ROME — Break through every “wall” of gloom and resignation and help the world realize people need to take care of one another because they are all part of one human family, Pope Francis told Catholic journalists.

He also urged them to continue to call out injustices, follow ethical standards and put people first.

The pope spoke Nov. 9 during an audience with some 340 students, alumni and faculty representing the Institute for the Promotion of Young Journalists — a Catholic school of journalism based in Munich. The school was established 50 years ago, after the Second Vatican Council, to provide professional training to Christians in the fields of journalism, media and communications, either for the Church or secular outlets.

“As Christian journalists, you stand out for your positive approach toward people and for your professional ethics,” the pope told the group.

The work is more than just a job, he said; it is a responsibility and commitment, especially today when it has become all too easy “to let oneself be carried away by popular opinion, defeatism and a pessimism that paralyzes and blinds.”

“By force of habit, we no longer stand up to evil.
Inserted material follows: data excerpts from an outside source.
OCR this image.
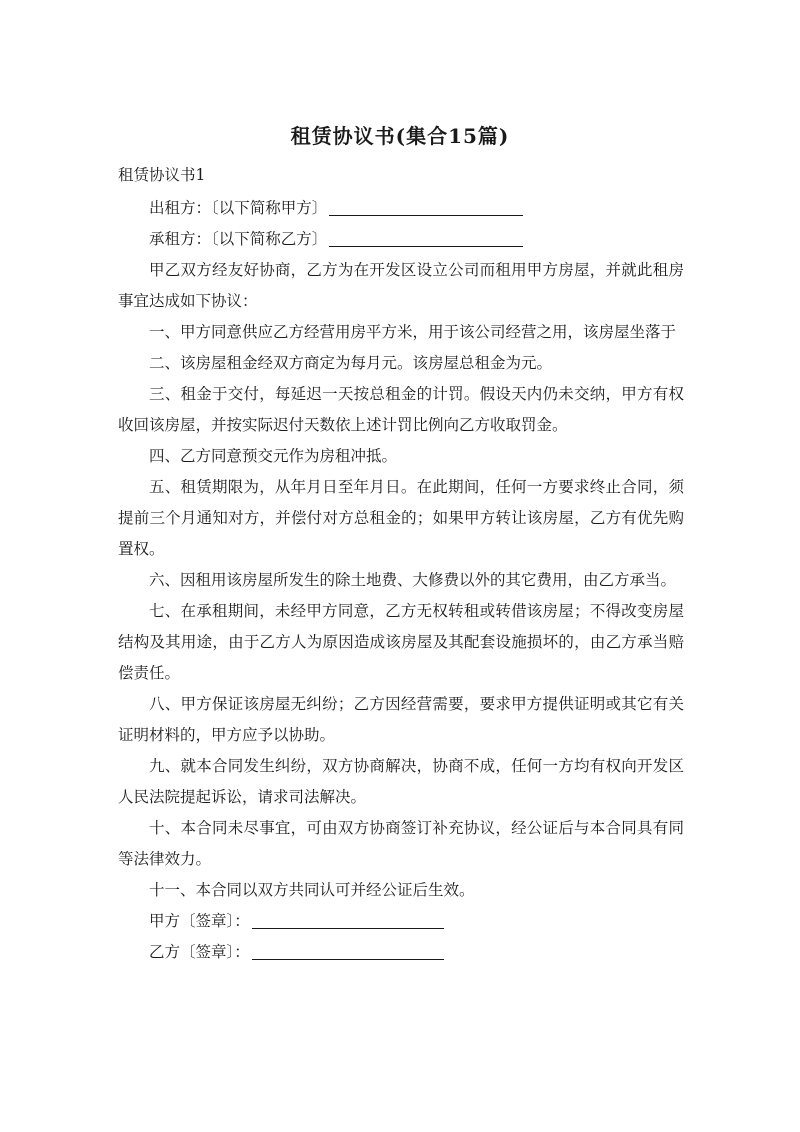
租赁协议书(集合15篇)
租赁协议书1

出租方：〔以下简称甲方〕

承租方：〔以下简称乙方〕

甲乙双方经友好协商，乙方为在开发区设立公司而租用甲方房屋，并就此租房事宜达成如下协议：

一、甲方同意供应乙方经营用房平方米，用于该公司经营之用，该房屋坐落于

二、该房屋租金经双方商定为每月元。该房屋总租金为元。

三、租金于交付，每延迟一天按总租金的计罚。假设天内仍未交纳，甲方有权收回该房屋，并按实际迟付天数依上述计罚比例向乙方收取罚金。

四、乙方同意预交元作为房租冲抵。

五、租赁期限为，从年月日至年月日。在此期间，任何一方要求终止合同，须提前三个月通知对方，并偿付对方总租金的；如果甲方转让该房屋，乙方有优先购置权。

六、因租用该房屋所发生的除土地费、大修费以外的其它费用，由乙方承当。

七、在承租期间，未经甲方同意，乙方无权转租或转借该房屋；不得改变房屋结构及其用途，由于乙方人为原因造成该房屋及其配套设施损坏的，由乙方承当赔偿责任。

八、甲方保证该房屋无纠纷；乙方因经营需要，要求甲方提供证明或其它有关证明材料的，甲方应予以协助。

九、就本合同发生纠纷，双方协商解决，协商不成，任何一方均有权向开发区人民法院提起诉讼，请求司法解决。

十、本合同未尽事宜，可由双方协商签订补充协议，经公证后与本合同具有同等法律效力。

十一、本合同以双方共同认可并经公证后生效。

甲方〔签章〕：

乙方〔签章〕：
We ‘let things be’ or as others have decided they ought to be,” he said, quoting from his apostolic exhortation, Gaudete et Exsultate (“Rejoice and Be Glad”), which asserted the need for boldness, passion and inspiration to fight the seduction of complacency.

The pope encouraged the journalists to pray for this frankness and boldness, or “parresia,” from the Holy Spirit who “helps us trust in the truth of Christ that makes us free.”

“Let us get past the wall of sorrow and resignation and let’s help people open their eyes and ears and, above all, their hearts so they can look out for each other and realize they are the sons and daughters of one Father,” he said.

“Thank you, because as journalists you turn your gaze to people, and you call what is injustice an injustice,” he said. “Thank you for also talking about things that are beautiful,” which may not end up on the front page, but still put the human person in the spotlight.

Thanking them for being attentive to the work of the Church, Francis said he hoped they would continue to conduct “a journalism of people for people.”